FYI memcontrol03 has been fixed with LTP fix [1] using fsync(), first used in 67.1. I guess we can close this. [1] https://github.com/linux-test-project/ltp/commit/ab1c8d16eb131969133edaa79f39e5443216100a
(In reply to Michal Koutný from comment #27) > Interesting. Do I get it right that these fails happen only on ppc64le hosts? Yes, ONLY ppc64.
Please indicate the current expectation for fixing the bug using the Target Milestone field. What do we believe is possible? In the cases where we do not plan to deliver or cannot guess (!?) please do not enter anything, but you can comment if you wish to provide more details.
As a PPC64 problem, Hector, could you please look at its severity?
Downgrading priority, this can be addressed in MU
Hi mkoutny chrubis Current ppc64le issue seems not related with fsync/sync(dirty cache), any other suggestion?
It may be related to larger page size on ppc64le and larger accumulated error in counters used to calculate reclaim amount and protections as well as rounding overreclaim in larger quanta. I.e. it would be interesting to see if it reproduces on ppc64le with > # drop memory_recursivprot > mount -t cgroup2 -oremount,nsdelegate none /sys/fs/cgroup Note that I have observed failures without recursive protection (comment 10) but that was because of dirty cache, which should have been eliminated.

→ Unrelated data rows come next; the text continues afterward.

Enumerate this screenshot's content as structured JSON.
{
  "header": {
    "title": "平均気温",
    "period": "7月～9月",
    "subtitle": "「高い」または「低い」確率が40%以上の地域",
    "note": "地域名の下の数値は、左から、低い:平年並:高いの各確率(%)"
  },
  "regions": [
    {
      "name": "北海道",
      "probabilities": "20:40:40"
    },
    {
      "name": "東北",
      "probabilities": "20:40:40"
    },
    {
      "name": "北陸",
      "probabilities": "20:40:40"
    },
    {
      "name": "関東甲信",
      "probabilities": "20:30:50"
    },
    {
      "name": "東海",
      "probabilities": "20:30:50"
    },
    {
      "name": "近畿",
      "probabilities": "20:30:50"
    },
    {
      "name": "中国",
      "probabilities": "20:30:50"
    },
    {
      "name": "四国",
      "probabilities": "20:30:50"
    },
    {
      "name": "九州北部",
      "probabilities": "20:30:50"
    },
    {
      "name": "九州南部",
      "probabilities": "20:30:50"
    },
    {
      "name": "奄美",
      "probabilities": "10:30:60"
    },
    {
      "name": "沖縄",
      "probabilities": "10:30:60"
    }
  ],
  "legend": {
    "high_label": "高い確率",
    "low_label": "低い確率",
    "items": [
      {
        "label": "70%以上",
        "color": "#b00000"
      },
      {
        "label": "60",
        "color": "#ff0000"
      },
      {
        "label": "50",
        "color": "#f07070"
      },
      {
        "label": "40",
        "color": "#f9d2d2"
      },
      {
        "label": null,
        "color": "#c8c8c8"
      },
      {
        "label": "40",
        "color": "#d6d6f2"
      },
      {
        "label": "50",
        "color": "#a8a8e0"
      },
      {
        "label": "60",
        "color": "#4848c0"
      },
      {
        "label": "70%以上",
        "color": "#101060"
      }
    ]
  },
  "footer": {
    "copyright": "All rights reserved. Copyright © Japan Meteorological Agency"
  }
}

(In reply to Michal Koutný from comment #37) > It may be related to larger page size on ppc64le and larger accumulated > error in counters used to calculate reclaim amount and protections as well > as rounding overreclaim in larger quanta. > > I.e. it would be interesting to see if it reproduces on ppc64le with > > > # drop memory_recursivprot > > mount -t cgroup2 -oremount,nsdelegate none /sys/fs/cgroup > > Note that I have observed failures without recursive protection (comment 10) > but that was because of dirty cache, which should have been eliminated. Following case drop memory_recursivprot but still failed. Also attach the log. https://openqa.suse.de/tests/14037383#step/memcontrol03/6
Created attachment 874296 [details] drop memory_recursivprot